Bereits 2018 im Finale besiegt, muss Tristan Scherwey den Schlag hinnehmen: „Das tut mehr weh.“ 2018 hatte ich den Eindruck, dass wir auch Gold wollten, uns aber über diese Silbermedaille freuten. Diesmal wollten wir unbedingt gewinnen und haben daran geglaubt! Hut ab vor unseren Spitzenreitern, die am Ende des Spiels in den letzten sechs oder sieben Minuten fast das Eis nicht verlassen hätten. „Seitdem haben wir versucht, sie auf die Bank zu drücken, indem wir ihnen Energie gegeben haben.“

Diese Anführer sind offensichtlich die NHL-Spieler. Roman Josi und die erste Angriffsreihe mit Nino Niederreiter, Nico Hischier und Kevin Fiala haben in diesem Wettkampf ihr ganzes Gewicht in die Waagschale geworfen.

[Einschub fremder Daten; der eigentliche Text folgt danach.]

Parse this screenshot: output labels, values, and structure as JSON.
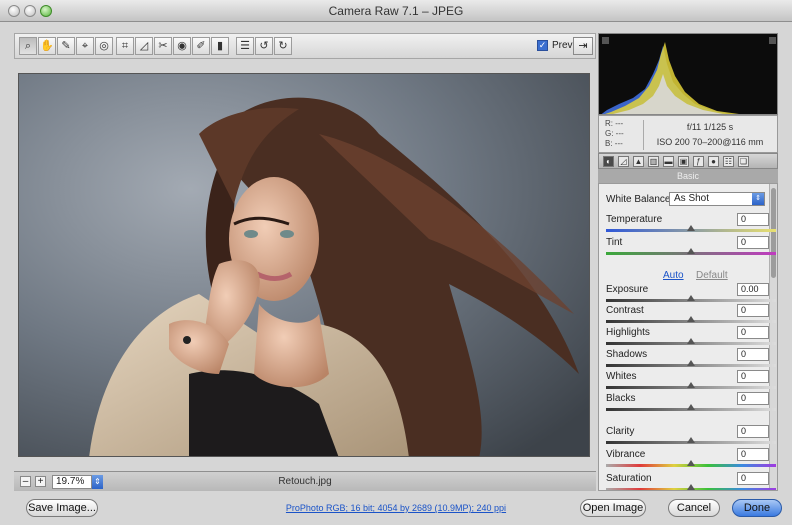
{
  "window": {
    "title": "Camera Raw 7.1  –  JPEG"
  },
  "toolbar": {
    "tools": [
      {
        "name": "zoom-tool",
        "glyph": "⌕"
      },
      {
        "name": "hand-tool",
        "glyph": "✋"
      },
      {
        "name": "white-balance-tool",
        "glyph": "✎"
      },
      {
        "name": "color-sampler-tool",
        "glyph": "⌖"
      },
      {
        "name": "targeted-adjustment-tool",
        "glyph": "◎"
      },
      {
        "name": "crop-tool",
        "glyph": "⌗"
      },
      {
        "name": "straighten-tool",
        "glyph": "◿"
      },
      {
        "name": "spot-removal-tool",
        "glyph": "✂"
      },
      {
        "name": "red-eye-tool",
        "glyph": "◉"
      },
      {
        "name": "adjustment-brush-tool",
        "glyph": "✐"
      },
      {
        "name": "graduated-filter-tool",
        "glyph": "▮"
      },
      {
        "name": "preferences-button",
        "glyph": "☰"
      },
      {
        "name": "rotate-ccw-button",
        "glyph": "↺"
      },
      {
        "name": "rotate-cw-button",
        "glyph": "↻"
      }
    ],
    "preview_label": "Preview",
    "preview_checked": true,
    "fullscreen_glyph": "⇥"
  },
  "image_bar": {
    "zoom": "19.7%",
    "filename": "Retouch.jpg"
  },
  "info": {
    "r": "R:  ---",
    "g": "G:  ---",
    "b": "B:  ---",
    "exif_line1": "f/11   1/125 s",
    "exif_line2": "ISO 200   70–200@116 mm"
  },
  "panel": {
    "title": "Basic",
    "white_balance_label": "White Balance:",
    "white_balance_value": "As Shot",
    "auto_label": "Auto",
    "default_label": "Default",
    "sliders": [
      {
        "label": "Temperature",
        "value": "0",
        "pos": 0.5,
        "track": "temp"
      },
      {
        "label": "Tint",
        "value": "0",
        "pos": 0.5,
        "track": "tint"
      },
      {
        "label": "Exposure",
        "value": "0.00",
        "pos": 0.5,
        "track": ""
      },
      {
        "label": "Contrast",
        "value": "0",
        "pos": 0.5,
        "track": ""
      },
      {
        "label": "Highlights",
        "value": "0",
        "pos": 0.5,
        "track": ""
      },
      {
        "label": "Shadows",
        "value": "0",
        "pos": 0.5,
        "track": ""
      },
      {
        "label": "Whites",
        "value": "0",
        "pos": 0.5,
        "track": ""
      },
      {
        "label": "Blacks",
        "value": "0",
        "pos": 0.5,
        "track": ""
      },
      {
        "label": "Clarity",
        "value": "0",
        "pos": 0.5,
        "track": ""
      },
      {
        "label": "Vibrance",
        "value": "0",
        "pos": 0.5,
        "track": "vib"
      },
      {
        "label": "Saturation",
        "value": "0",
        "pos": 0.5,
        "track": "vib"
      }
    ]
  },
  "footer": {
    "save_image": "Save Image...",
    "workflow_link": "ProPhoto RGB; 16 bit; 4054 by 2689 (10.9MP); 240 ppi",
    "open_image": "Open Image",
    "cancel": "Cancel",
    "done": "Done"
  },
  "colors": {
    "accent": "#3a7ae0",
    "link": "#1a53c8"
  }
}
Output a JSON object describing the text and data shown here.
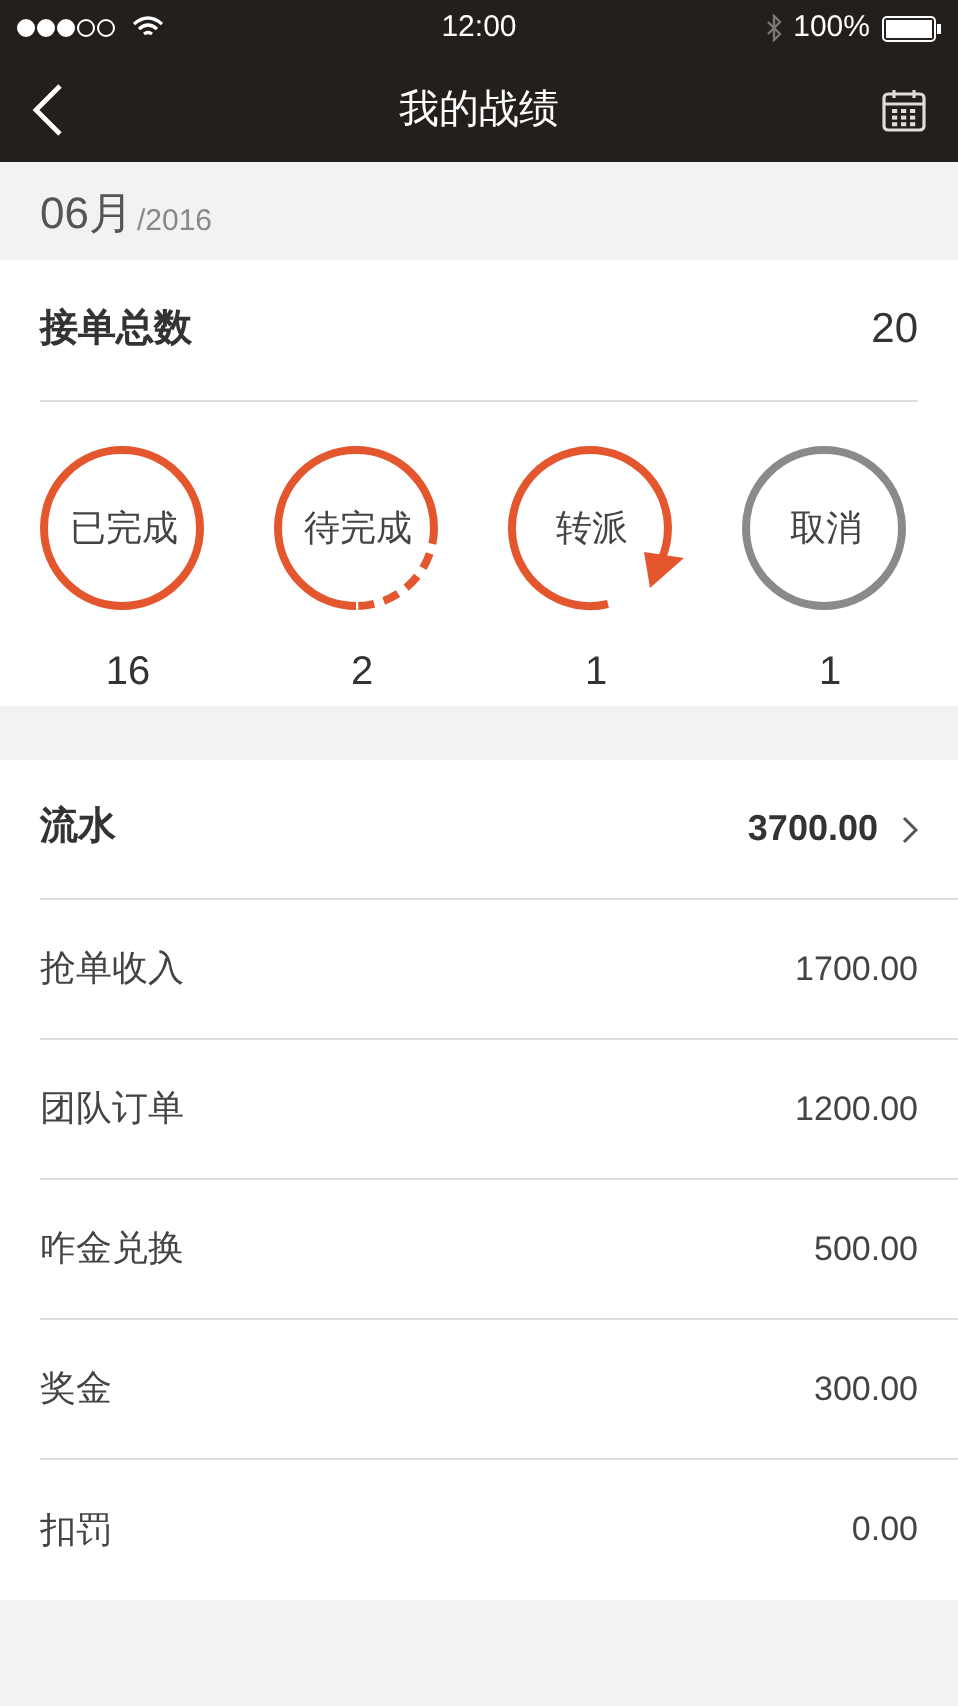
{
  "status_bar": {
    "time": "12:00",
    "battery": "100%"
  },
  "nav": {
    "title": "我的战绩"
  },
  "period": {
    "month": "06月",
    "year": "/2016"
  },
  "summary": {
    "label": "接单总数",
    "value": "20"
  },
  "statuses": [
    {
      "kind": "done",
      "label": "已完成",
      "count": "16"
    },
    {
      "kind": "pending",
      "label": "待完成",
      "count": "2"
    },
    {
      "kind": "transfer",
      "label": "转派",
      "count": "1"
    },
    {
      "kind": "cancel",
      "label": "取消",
      "count": "1"
    }
  ],
  "income": [
    {
      "label": "流水",
      "value": "3700.00",
      "kind": "total"
    },
    {
      "label": "抢单收入",
      "value": "1700.00",
      "kind": "item"
    },
    {
      "label": "团队订单",
      "value": "1200.00",
      "kind": "item"
    },
    {
      "label": "咋金兑换",
      "value": "500.00",
      "kind": "item"
    },
    {
      "label": "奖金",
      "value": "300.00",
      "kind": "item"
    },
    {
      "label": "扣罚",
      "value": "0.00",
      "kind": "item"
    }
  ]
}
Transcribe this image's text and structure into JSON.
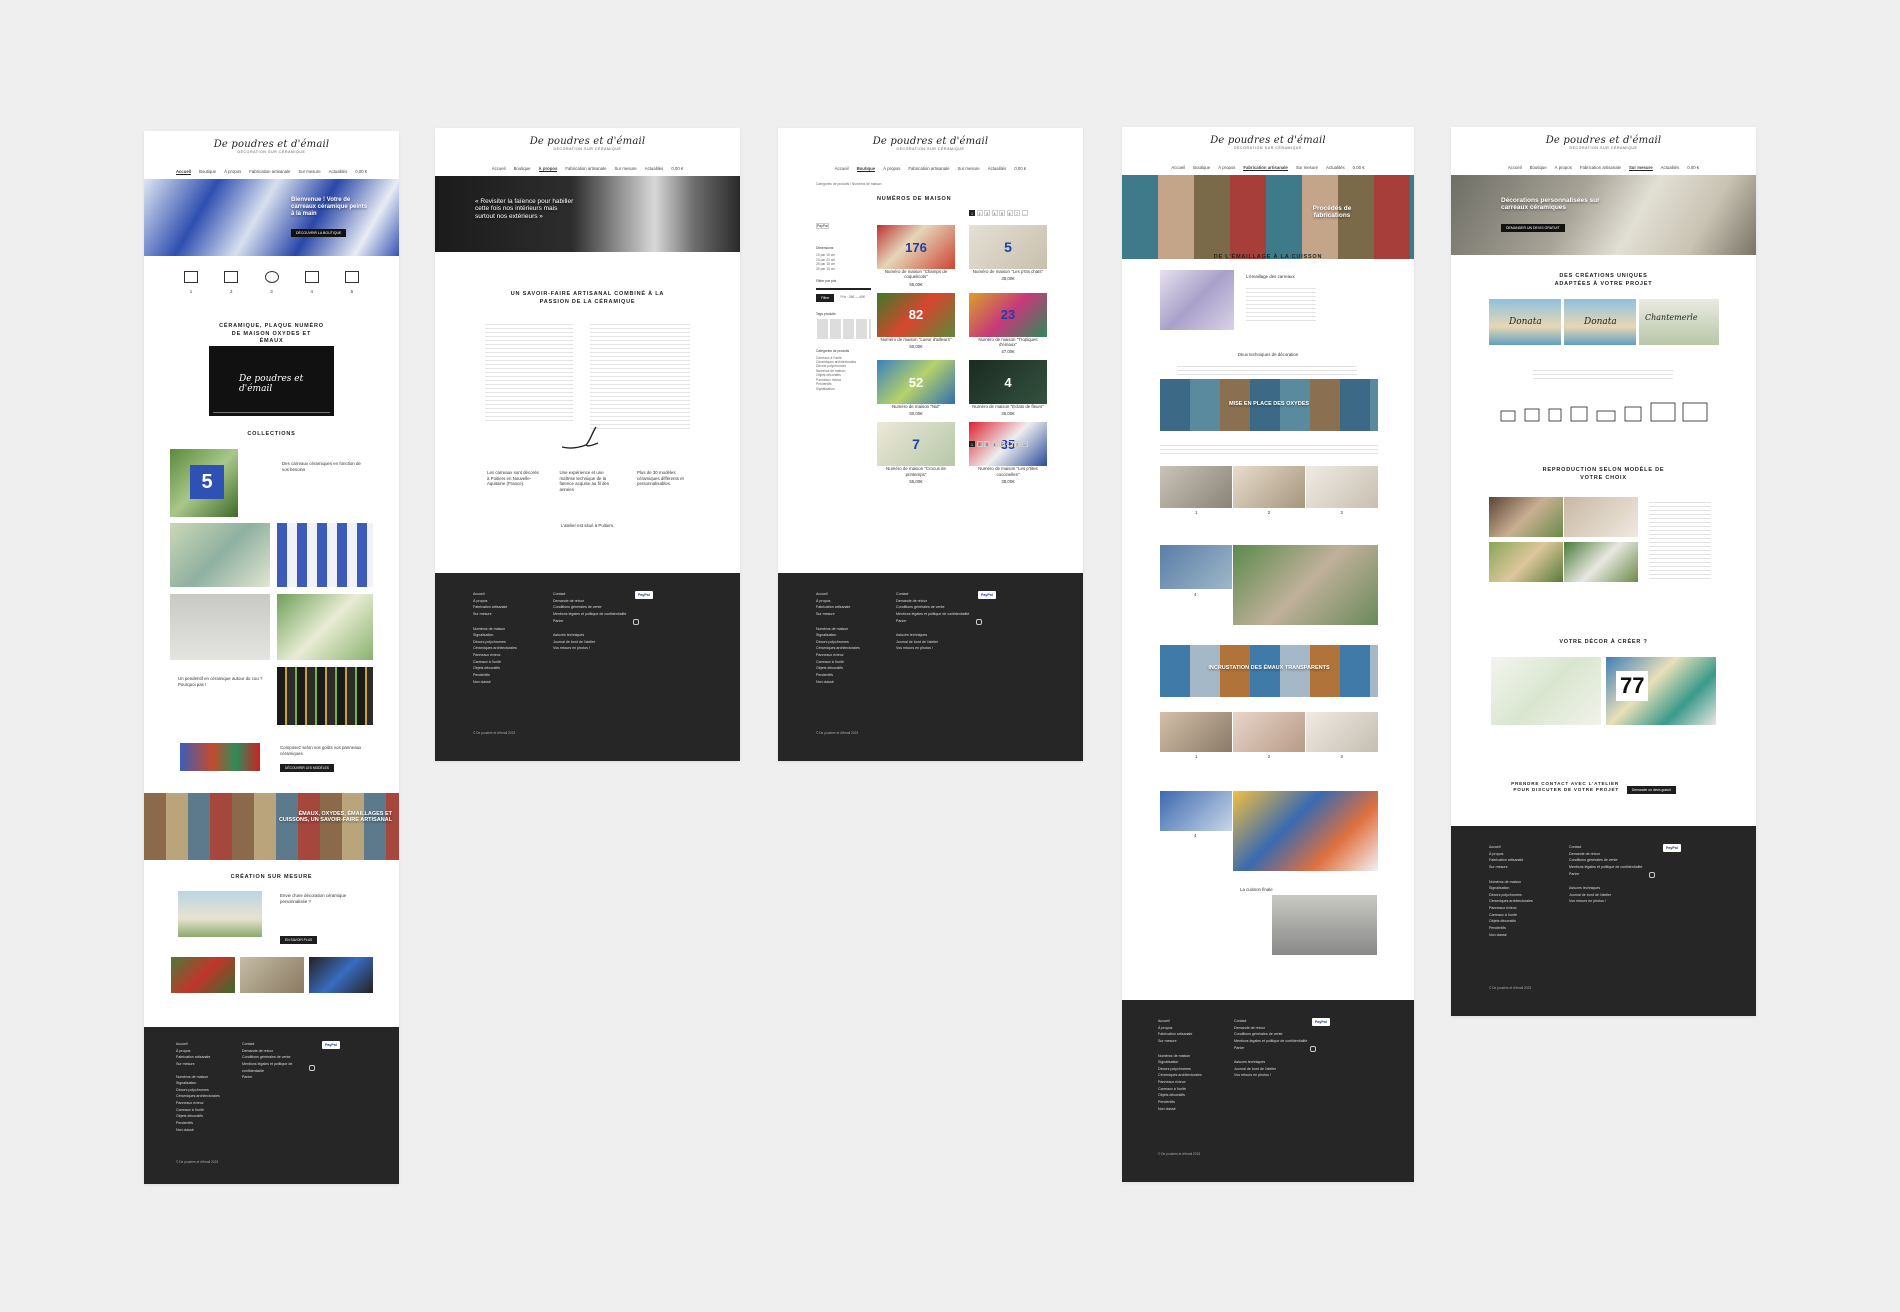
{
  "brand": {
    "logo": "De poudres et d'émail",
    "tagline": "DÉCORATION SUR CÉRAMIQUE"
  },
  "nav": [
    "Accueil",
    "Boutique",
    "À propos",
    "Fabrication artisanale",
    "Sur mesure",
    "Actualités"
  ],
  "nav_extra": {
    "cart": "0,00 €"
  },
  "footer": {
    "col1": [
      "Accueil",
      "À propos",
      "Fabrication artisanale",
      "Sur mesure"
    ],
    "col1b": [
      "Numéros de maison",
      "Signalisation",
      "Décors polychromes",
      "Céramiques architecturales",
      "Panneaux rivieux",
      "Carreaux à l'unité",
      "Objets décoratifs",
      "Pendentifs",
      "Non classé"
    ],
    "col2": [
      "Contact",
      "Demande de retour",
      "Conditions générales de vente",
      "Mentions légales et politique de confidentialité",
      "Panier"
    ],
    "col2b": [
      "Astuces techniques",
      "Journal de bord de l'atelier",
      "Vos retours en photos !"
    ],
    "pay_label": "PayPal",
    "copyright": "© De poudres et d'émail 2023"
  },
  "page1": {
    "hero_text": "Bienvenue ! Votre de carreaux céramique peints à la main",
    "hero_button": "DÉCOUVRIR LA BOUTIQUE",
    "steps": [
      "1",
      "2",
      "3",
      "4",
      "5"
    ],
    "section_video": "CÉRAMIQUE, PLAQUE NUMÉRO DE MAISON OXYDES ET ÉMAUX",
    "section_collections": "COLLECTIONS",
    "collection_text_1": "Des carreaux céramiques en fonction de vos besoins",
    "collection_text_2": "Un pendentif en céramique autour du cou ? Pourquoi pas !",
    "collection_text_3": "Composez selon vos goûts vos panneaux céramiques",
    "collection_btn": "DÉCOUVRIR LES MODÈLES",
    "band_text": "ÉMAUX, OXYDES, ÉMAILLAGES ET CUISSONS, UN SAVOIR-FAIRE ARTISANAL",
    "section_custom": "CRÉATION SUR MESURE",
    "custom_text": "Envie d'une décoration céramique personnalisée ?",
    "custom_btn": "EN SAVOIR PLUS"
  },
  "page2": {
    "hero_text": "« Revisiter la faïence pour habiller cette fois nos intérieurs mais surtout nos extérieurs »",
    "section_title": "UN SAVOIR-FAIRE ARTISANAL COMBINÉ À LA PASSION DE LA CÉRAMIQUE",
    "features": [
      "Les carreaux sont décorés à Poitiers en Nouvelle-Aquitaine (France).",
      "Une expérience et une maîtrise technique de la faïence acquise au fil des années",
      "Plus de 30 modèles céramiques différents et personnalisables."
    ],
    "closing": "L'atelier est situé à Poitiers."
  },
  "page3": {
    "breadcrumb": "Catégories de produits / Numéros de maison",
    "title": "NUMÉROS DE MAISON",
    "filters": {
      "dimensions": "Dimensions",
      "price": "Filtrer par prix",
      "filter_btn": "Filtrer",
      "price_range": "Prix : 36€ — 60€",
      "tags": "Tags produits",
      "categories": "Catégories de produits"
    },
    "dim_options": [
      "15 par 15 cm",
      "20 par 20 cm",
      "25 par 15 cm",
      "30 par 15 cm"
    ],
    "categories": [
      "Carreaux à l'unité",
      "Céramiques architecturales",
      "Décors polychromes",
      "Numéros de maison",
      "Objets décoratifs",
      "Panneaux rivieux",
      "Pendentifs",
      "Signalisation"
    ],
    "pages": [
      "1",
      "2",
      "3",
      "4",
      "5",
      "6",
      "7",
      "8",
      "→"
    ],
    "products": [
      {
        "name": "Numéro de maison \"Champs de coquelicots\"",
        "price": "55,00€",
        "num": "176"
      },
      {
        "name": "Numéro de maison \"Les p'tits chats\"",
        "price": "38,00€",
        "num": "5"
      },
      {
        "name": "Numéro de maison \"Lueur d'ailleurs\"",
        "price": "50,00€",
        "num": "82"
      },
      {
        "name": "Numéro de maison \"Tropiques d'émaux\"",
        "price": "47,00€",
        "num": "23"
      },
      {
        "name": "Numéro de maison \"Nid\"",
        "price": "50,00€",
        "num": "52"
      },
      {
        "name": "Numéro de maison \"Éclats de fleurs\"",
        "price": "36,00€",
        "num": "4"
      },
      {
        "name": "Numéro de maison \"Crocus de printemps\"",
        "price": "55,00€",
        "num": "7"
      },
      {
        "name": "Numéro de maison \"Les p'tites coccinelles\"",
        "price": "38,00€",
        "num": "35"
      }
    ]
  },
  "page4": {
    "hero_text": "Procédés de fabrications",
    "title": "DE L'ÉMAILLAGE À LA CUISSON",
    "sub1": "L'émaillage des carreaux",
    "sub2": "Deux techniques de décoration",
    "band1": "MISE EN PLACE DES OXYDES",
    "band2": "INCRUSTATION DES ÉMAUX TRANSPARENTS",
    "final": "La cuisson finale",
    "steps": [
      "1",
      "2",
      "3",
      "4"
    ]
  },
  "page5": {
    "hero_text": "Décorations personnalisées sur carreaux céramiques",
    "hero_button": "DEMANDER UN DEVIS GRATUIT",
    "title1": "DES CRÉATIONS UNIQUES ADAPTÉES À VOTRE PROJET",
    "title2": "REPRODUCTION SELON MODÈLE DE VOTRE CHOIX",
    "title3": "VOTRE DÉCOR À CRÉER ?",
    "cta": "PRENDRE CONTACT AVEC L'ATELIER POUR DISCUTER DE VOTRE PROJET",
    "cta_btn": "Demander un devis gratuit",
    "names": [
      "Donata",
      "Donata",
      "Chantemerle"
    ],
    "num77": "77"
  },
  "colors": {
    "bg": "#efefef",
    "footer": "#262626",
    "accent": "#1d1d1d",
    "paypal": "#1a3d8f"
  }
}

Kevin Fiala wurde ebenfalls zum MVP und besten Angreifer gewählt, während Roman Josi mit der Trophäe als bester Verteidiger geht.

Die Schweiz rückt im Ranking vor

Wir wissen, dass die Schweiz von der Entwicklung ihrer Elemente in Nordamerika abhängig ist und dass die Anwesenheit von Roman Josi die Situation verändert. Was wird in Zukunft und insbesondere während der Olympischen Spiele 2026 passieren, wenn alle NHL-Spieler anwesend sein werden? Wird diese begabte Generation kämpfen können? Patrick Fischer glaubt daran: „Manche sind zwischen 25 und 26 Jahre alt, sie können noch viel beitragen.“

Beachten Sie, dass die Schweiz trotz dieser Finalniederlage in der IIHF-Rangliste weitergekommen ist. Die Nationalmannschaft verbessert sich um zwei Plätze und belegt aktuell den 5. Platz hinter Kanada, Russland, Finnland und der Tschechischen Republik. Auch die Schweizer haben die gleiche Punktzahl wie die neuen Weltmeister. Und da Russland nicht wieder integriert wurde, bedeutet dies, dass die Truppe von Patrick Fischer 4. ist. Wir werden bald die Zusammensetzung der Gruppen für die Weltmeisterschaft 2025 erfahren, die in Stockholm (Schweden) und Herning (Dänemark) stattfinden wird.